On 1 April Israeli forces bombed an annex of the Iranian consulate in Damascus, Syria, killing among others two senior officers in the Revolutionary Guard Corps. Attacking diplomatic installations is a clear breach of international law.

It also was an escalation of the so-called “shadow war” that has reigned between the two states ever since the Iranian Revolution of 1979.

Paul Pillar was in charge of US intelligence in the Middle East from 2000 to 2005. He explains that “the attack was part of an effort to escalate Israel’s way out of” the failure of its genocidal war in Gaza. “Escalation has two elements,” he said. “The main one is to provoke Iran to hit back.

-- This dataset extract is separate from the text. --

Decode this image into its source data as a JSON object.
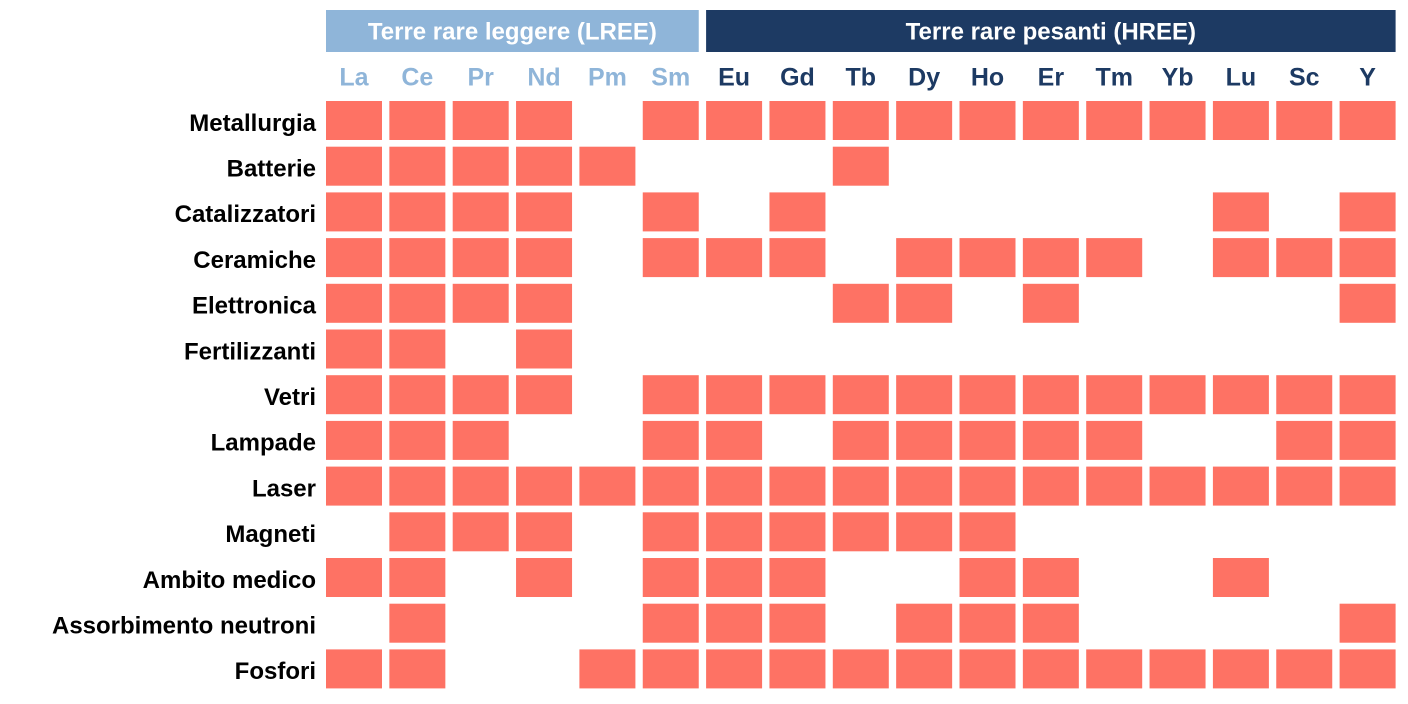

“This can enable Israel to present itself as defending rather than offending and to push debate away from the destruction it is wreaking on Gaza and toward the need to protect itself against foreign enemies.

“The other element is to increase the chance of the US getting directly involved in conflict with Iran.”

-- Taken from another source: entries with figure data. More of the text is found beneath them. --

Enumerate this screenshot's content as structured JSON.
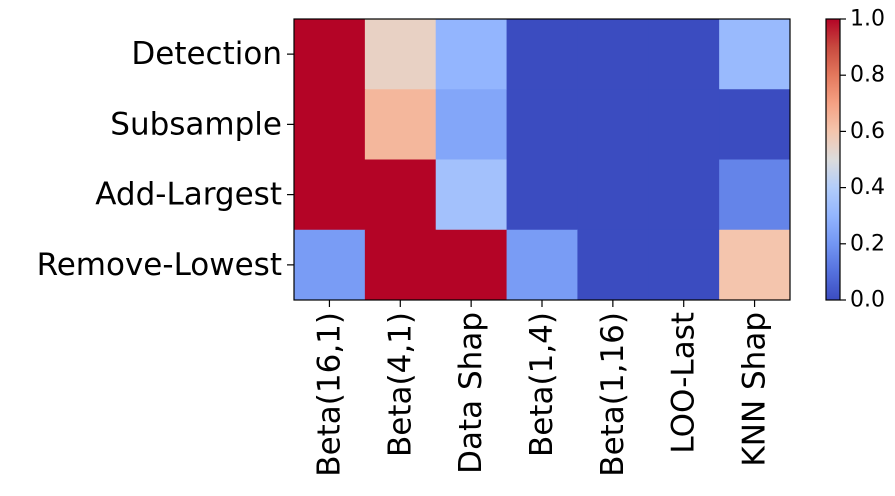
{
  "chart_data": {
    "type": "heatmap",
    "rows": [
      "Detection",
      "Subsample",
      "Add-Largest",
      "Remove-Lowest"
    ],
    "columns": [
      "Beta(16,1)",
      "Beta(4,1)",
      "Data Shap",
      "Beta(1,4)",
      "Beta(1,16)",
      "LOO-Last",
      "KNN Shap"
    ],
    "values": [
      [
        1.0,
        0.55,
        0.3,
        0.0,
        0.0,
        0.0,
        0.32
      ],
      [
        1.0,
        0.64,
        0.25,
        0.0,
        0.0,
        0.0,
        0.0
      ],
      [
        1.0,
        1.0,
        0.35,
        0.0,
        0.0,
        0.0,
        0.15
      ],
      [
        0.22,
        1.0,
        1.0,
        0.22,
        0.0,
        0.0,
        0.6
      ]
    ],
    "colormap": "coolwarm",
    "vmin": 0.0,
    "vmax": 1.0,
    "colorbar": {
      "ticks": [
        0.0,
        0.2,
        0.4,
        0.6,
        0.8,
        1.0
      ],
      "tick_labels": [
        "0.0",
        "0.2",
        "0.4",
        "0.6",
        "0.8",
        "1.0"
      ]
    },
    "title": "",
    "xlabel": "",
    "ylabel": "",
    "grid": false
  }
}
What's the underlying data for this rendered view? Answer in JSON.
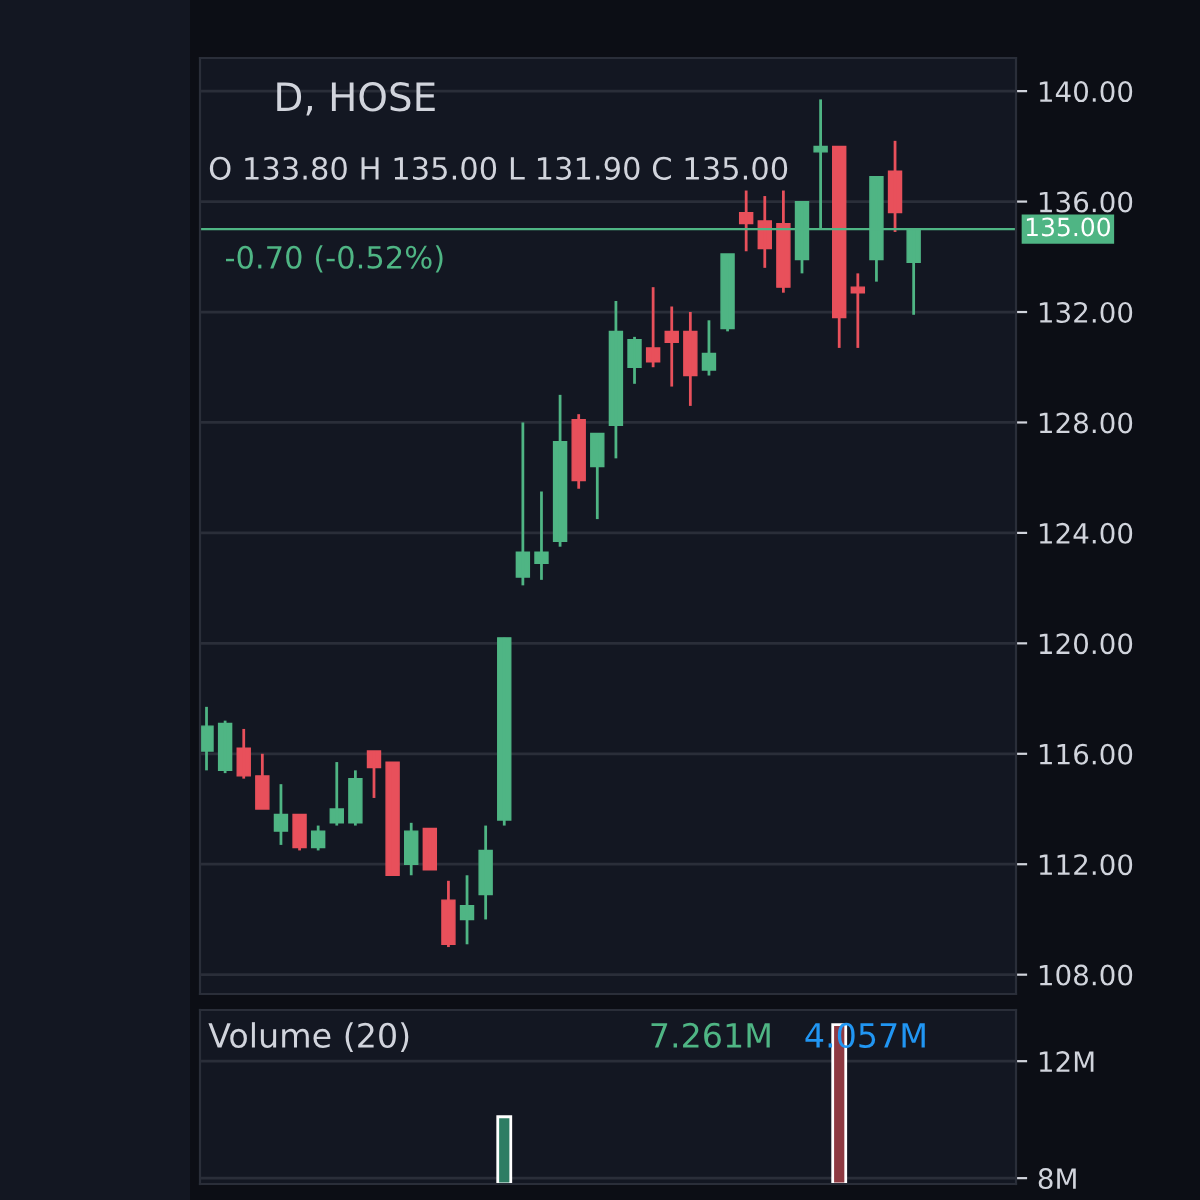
{
  "chart_data": [
    {
      "type": "candlestick",
      "title": "D, HOSE",
      "categories": [
        null,
        null,
        null,
        null,
        null,
        null,
        null,
        null,
        null,
        null,
        null,
        null,
        null,
        null,
        null,
        null,
        null,
        null,
        null,
        null,
        null,
        null,
        null,
        null,
        null,
        null,
        null,
        null,
        null,
        null,
        null,
        null,
        null,
        null,
        null,
        null,
        null,
        null,
        null
      ],
      "ohlc": [
        [
          116.1,
          117.7,
          115.4,
          117.0
        ],
        [
          115.4,
          117.2,
          115.3,
          117.1
        ],
        [
          116.2,
          116.9,
          115.1,
          115.2
        ],
        [
          115.2,
          116.0,
          114.0,
          114.0
        ],
        [
          113.2,
          114.9,
          112.7,
          113.8
        ],
        [
          113.8,
          113.8,
          112.5,
          112.6
        ],
        [
          112.6,
          113.4,
          112.5,
          113.2
        ],
        [
          113.5,
          115.7,
          113.4,
          114.0
        ],
        [
          113.5,
          115.4,
          113.4,
          115.1
        ],
        [
          116.1,
          116.1,
          114.4,
          115.5
        ],
        [
          115.7,
          115.7,
          111.6,
          111.6
        ],
        [
          112.0,
          113.5,
          111.6,
          113.2
        ],
        [
          113.3,
          113.3,
          111.8,
          111.8
        ],
        [
          110.7,
          111.4,
          109.0,
          109.1
        ],
        [
          110.0,
          111.6,
          109.1,
          110.5
        ],
        [
          110.9,
          113.4,
          110.0,
          112.5
        ],
        [
          113.6,
          120.2,
          113.4,
          120.2
        ],
        [
          122.4,
          128.0,
          122.1,
          123.3
        ],
        [
          122.9,
          125.5,
          122.3,
          123.3
        ],
        [
          123.7,
          129.0,
          123.5,
          127.3
        ],
        [
          128.1,
          128.3,
          125.6,
          125.9
        ],
        [
          126.4,
          127.6,
          124.5,
          127.6
        ],
        [
          127.9,
          132.4,
          126.7,
          131.3
        ],
        [
          130.0,
          131.1,
          129.4,
          131.0
        ],
        [
          130.7,
          132.9,
          130.0,
          130.2
        ],
        [
          131.3,
          132.2,
          129.3,
          130.9
        ],
        [
          131.3,
          132.0,
          128.6,
          129.7
        ],
        [
          129.9,
          131.7,
          129.7,
          130.5
        ],
        [
          131.4,
          134.1,
          131.3,
          134.1
        ],
        [
          135.6,
          136.4,
          134.2,
          135.2
        ],
        [
          135.3,
          136.2,
          133.6,
          134.3
        ],
        [
          135.2,
          136.4,
          132.7,
          132.9
        ],
        [
          133.9,
          136.0,
          133.4,
          136.0
        ],
        [
          137.8,
          139.7,
          135.0,
          138.0
        ],
        [
          138.0,
          138.0,
          130.7,
          131.8
        ],
        [
          132.9,
          133.4,
          130.7,
          132.7
        ],
        [
          133.9,
          136.9,
          133.1,
          136.9
        ],
        [
          137.1,
          138.2,
          134.9,
          135.6
        ],
        [
          133.8,
          135.0,
          131.9,
          135.0
        ]
      ],
      "colors": [
        "#4fb584",
        "#4fb584",
        "#e8505b",
        "#e8505b",
        "#4fb584",
        "#e8505b",
        "#4fb584",
        "#4fb584",
        "#4fb584",
        "#e8505b",
        "#e8505b",
        "#4fb584",
        "#e8505b",
        "#e8505b",
        "#4fb584",
        "#4fb584",
        "#4fb584",
        "#4fb584",
        "#4fb584",
        "#4fb584",
        "#e8505b",
        "#4fb584",
        "#4fb584",
        "#4fb584",
        "#e8505b",
        "#e8505b",
        "#e8505b",
        "#4fb584",
        "#4fb584",
        "#e8505b",
        "#e8505b",
        "#e8505b",
        "#4fb584",
        "#4fb584",
        "#e8505b",
        "#e8505b",
        "#4fb584",
        "#e8505b",
        "#4fb584"
      ],
      "ylim": [
        107.3,
        141.2
      ],
      "yticks": [
        {
          "value": 108,
          "label": "108.00"
        },
        {
          "value": 112,
          "label": "112.00"
        },
        {
          "value": 116,
          "label": "116.00"
        },
        {
          "value": 120,
          "label": "120.00"
        },
        {
          "value": 124,
          "label": "124.00"
        },
        {
          "value": 128,
          "label": "128.00"
        },
        {
          "value": 132,
          "label": "132.00"
        },
        {
          "value": 136,
          "label": "136.00"
        },
        {
          "value": 140,
          "label": "140.00"
        }
      ],
      "ref_lines": [
        {
          "axis": "y",
          "value": 135,
          "label": "135.00",
          "color": "#4fb584",
          "line_style": "solid"
        }
      ],
      "annotations": [
        "O 133.80 H 135.00 L 131.90 C 135.00",
        "-0.70 (-0.52%)"
      ],
      "grid": "y"
    },
    {
      "type": "bar",
      "title": "Volume (20)",
      "categories": [
        null,
        null,
        null,
        null,
        null,
        null,
        null,
        null,
        null,
        null,
        null,
        null,
        null,
        null,
        null,
        null,
        null,
        null,
        null,
        null,
        null,
        null,
        null,
        null,
        null,
        null,
        null,
        null,
        null,
        null,
        null,
        null,
        null,
        null,
        null,
        null,
        null,
        null,
        null
      ],
      "values": [
        null,
        null,
        null,
        null,
        null,
        null,
        null,
        null,
        null,
        null,
        null,
        null,
        null,
        null,
        null,
        null,
        10.1,
        null,
        null,
        null,
        null,
        null,
        null,
        null,
        null,
        null,
        null,
        null,
        null,
        null,
        null,
        null,
        null,
        null,
        13.25,
        null,
        null,
        null,
        null
      ],
      "colors": [
        "#2e7d63",
        "#2e7d63",
        "#8e3a42",
        "#8e3a42",
        "#2e7d63",
        "#8e3a42",
        "#2e7d63",
        "#2e7d63",
        "#2e7d63",
        "#8e3a42",
        "#8e3a42",
        "#2e7d63",
        "#8e3a42",
        "#8e3a42",
        "#2e7d63",
        "#2e7d63",
        "#2e7d63",
        "#2e7d63",
        "#2e7d63",
        "#2e7d63",
        "#8e3a42",
        "#2e7d63",
        "#2e7d63",
        "#2e7d63",
        "#8e3a42",
        "#8e3a42",
        "#8e3a42",
        "#2e7d63",
        "#2e7d63",
        "#8e3a42",
        "#8e3a42",
        "#8e3a42",
        "#2e7d63",
        "#2e7d63",
        "#8e3a42",
        "#8e3a42",
        "#2e7d63",
        "#8e3a42",
        "#2e7d63"
      ],
      "ylim": [
        7.8,
        13.75
      ],
      "yticks": [
        {
          "value": 8,
          "label": "8M"
        },
        {
          "value": 12,
          "label": "12M"
        }
      ],
      "annotations": [
        "7.261M",
        "4.057M"
      ],
      "grid": "y"
    }
  ]
}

The Pentagon made known its “frustration” that it wasn’t given advance notice of the 1 April attack, which could provoke counterattacks on its bases in the region. According to the Washington Post newspaper, defence secretary Lloyd Austin “complained directly to his Israeli counterpart, defence minister Yoav Gallant”.

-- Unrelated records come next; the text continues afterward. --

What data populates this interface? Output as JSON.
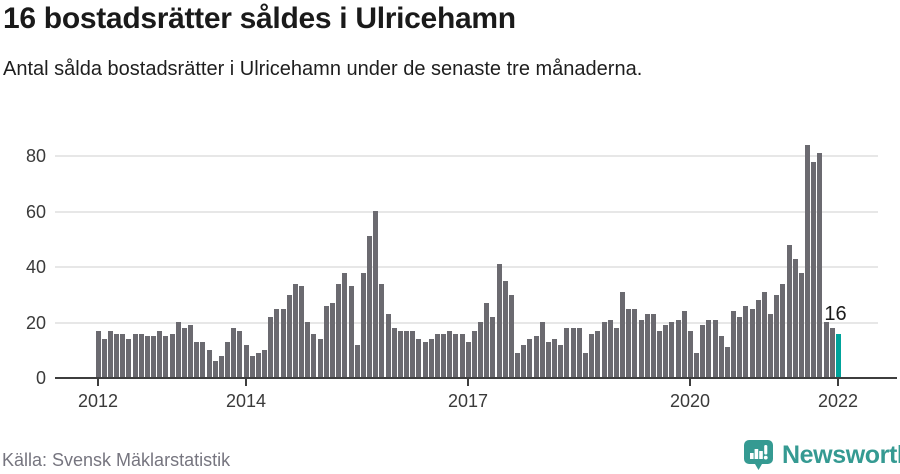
{
  "header": {
    "title": "16 bostadsrätter såldes i Ulricehamn",
    "subtitle": "Antal sålda bostadsrätter i Ulricehamn under de senaste tre månaderna."
  },
  "chart_data": {
    "type": "bar",
    "title": "16 bostadsrätter såldes i Ulricehamn",
    "subtitle": "Antal sålda bostadsrätter i Ulricehamn under de senaste tre månaderna.",
    "frequency": "monthly",
    "start": "2012-01",
    "end": "2022-01",
    "series": [
      {
        "year": "2012",
        "monthly_values": [
          17,
          14,
          17,
          16,
          16,
          14,
          16,
          16,
          15,
          15,
          17,
          15
        ]
      },
      {
        "year": "2013",
        "monthly_values": [
          16,
          20,
          18,
          19,
          13,
          13,
          10,
          6,
          8,
          13,
          18,
          17
        ]
      },
      {
        "year": "2014",
        "monthly_values": [
          12,
          8,
          9,
          10,
          22,
          25,
          25,
          30,
          34,
          33,
          20,
          16
        ]
      },
      {
        "year": "2015",
        "monthly_values": [
          14,
          26,
          27,
          34,
          38,
          33,
          12,
          38,
          51,
          60,
          34,
          23
        ]
      },
      {
        "year": "2016",
        "monthly_values": [
          18,
          17,
          17,
          17,
          14,
          13,
          14,
          16,
          16,
          17,
          16,
          16
        ]
      },
      {
        "year": "2017",
        "monthly_values": [
          13,
          17,
          20,
          27,
          22,
          41,
          35,
          30,
          9,
          12,
          14,
          15
        ]
      },
      {
        "year": "2018",
        "monthly_values": [
          20,
          13,
          14,
          12,
          18,
          18,
          18,
          9,
          16,
          17,
          20,
          21
        ]
      },
      {
        "year": "2019",
        "monthly_values": [
          18,
          31,
          25,
          25,
          21,
          23,
          23,
          17,
          19,
          20,
          21,
          24
        ]
      },
      {
        "year": "2020",
        "monthly_values": [
          17,
          9,
          19,
          21,
          21,
          15,
          11,
          24,
          22,
          26,
          25,
          28
        ]
      },
      {
        "year": "2021",
        "monthly_values": [
          31,
          23,
          30,
          34,
          48,
          43,
          38,
          84,
          78,
          81,
          20,
          18
        ]
      },
      {
        "year": "2022",
        "monthly_values": [
          16
        ]
      }
    ],
    "highlight": {
      "index": 120,
      "label": "16",
      "value": 16
    },
    "yticks": [
      0,
      20,
      40,
      60,
      80
    ],
    "ylim": [
      0,
      85
    ],
    "xticks": [
      {
        "label": "2012",
        "index": 0
      },
      {
        "label": "2014",
        "index": 24
      },
      {
        "label": "2017",
        "index": 60
      },
      {
        "label": "2020",
        "index": 96
      },
      {
        "label": "2022",
        "index": 120
      }
    ],
    "grid": "horizontal",
    "legend": "none",
    "colors": {
      "bar": "#6b6a70",
      "highlight": "#00a39b",
      "grid": "#e7e7e7",
      "axis": "#3e3e3e"
    }
  },
  "footer": {
    "source": "Källa: Svensk Mäklarstatistik",
    "brand": "Newsworthy",
    "brand_color": "#359a92"
  }
}
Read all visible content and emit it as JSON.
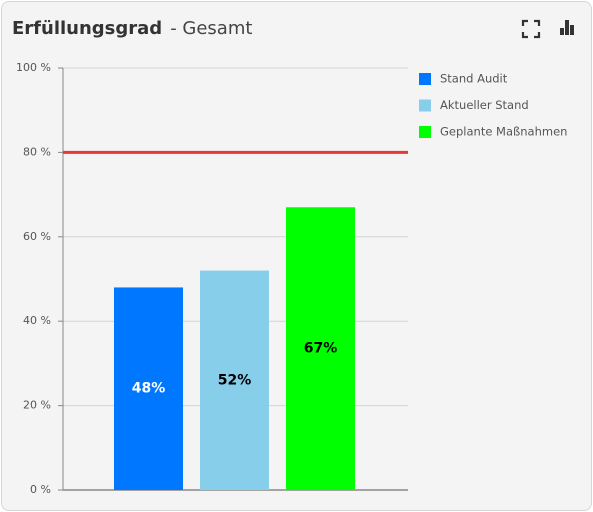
{
  "chart_data": {
    "type": "bar",
    "title": "Erfüllungsgrad",
    "subtitle": "- Gesamt",
    "series": [
      {
        "name": "Stand Audit",
        "color": "#0077ff",
        "label_color": "#ffffff",
        "values": [
          48
        ],
        "value_labels": [
          "48%"
        ]
      },
      {
        "name": "Aktueller Stand",
        "color": "#87ceeb",
        "label_color": "#000000",
        "values": [
          52
        ],
        "value_labels": [
          "52%"
        ]
      },
      {
        "name": "Geplante Maßnahmen",
        "color": "#00ff00",
        "label_color": "#000000",
        "values": [
          67
        ],
        "value_labels": [
          "67%"
        ]
      }
    ],
    "ylim": [
      0,
      100
    ],
    "yticks": [
      {
        "value": 0,
        "label": "0 %"
      },
      {
        "value": 20,
        "label": "20 %"
      },
      {
        "value": 40,
        "label": "40 %"
      },
      {
        "value": 60,
        "label": "60 %"
      },
      {
        "value": 80,
        "label": "80 %"
      },
      {
        "value": 100,
        "label": "100 %"
      }
    ],
    "grid": true,
    "reference_line": {
      "value": 80,
      "color": "#e53935"
    },
    "legend": "right"
  }
}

In the struggle for prestige between Israel and Iran, Iran had to retaliate. But it doesn’t want all-out war. This could reverse its recent reconciliation with the Gulf states.

Pillar points to “an asymmetrical pattern of Israel initiating most of the violence and Iran mostly responding”. Iran’s response came last Saturday night, when it launched over 300 missiles and drones directly at Israel, for the first time.

According to Israel, almost all were intercepted, with Western help. British foreign secretary David Cameron foolishly claimed Iran had suffered “a double defeat”.

As the security expert Emile Hokayem pointed out, “Israel owes this success to ample warning from Iran and to the help of the US, Britain, France, Jordan and other Arab states”. “The operation has exposed its security dependency on the very partners it has slighted in recent months,” he said.

I’m sure Iran expected its missiles and drones to be largely intercepted. “A regime insider” told the Financial Times newspaper, “This is meant to serve as a deterrent and a signal to the US and Israel that ‘enough is enough’.”

The bombardment was a show. In an all-out war, Iran would seek to overwhelm Israeli defences by launching far more missiles and drones. Military experts point out that the Iranians will have gained useful information for future attacks by observing the Israeli reaction this time.

Joe Biden for one is keen to declare victory and draw a line. After sending two missile defence warships to help support Israel, he advised Netanyahu following the attacks to “slow things down and think through” his response.

A “senior official” told the Washington Post, “Nobody wants to run up the escalation ladder here.” They “emphasised that the United States would not be part of any Israeli offensive attack against Iran”.

Biden’s priority is to confront China. Last week he proclaimed the US’s “ironclad” commitment not just to Israel, but to the Philippines. It has territorial disputes with China.

Meanwhile, the commander-in-chief of the Ukrainian armed forces says the eastern frontline in the war with Russia has “significantly worsened”. The US needs war with Iran like a hole in the head.

Netanyahu? Not so much. As Hokayem points out, for him, “This is a net win. The Iranian attack has galvanised Western support after weeks of mounting criticism of the brutal campaign in Gaza.

“The concern now is that Israel’s sense it has prevailed in this round may make it less rather than more risk averse. It is possible that Netanyahu will tell the US—if you don’t let us go after Iran, let us invade Rafah.”

So, unless the US starts finally to put serious pressure on Israel, expect another twist upwards in the spiral of violence.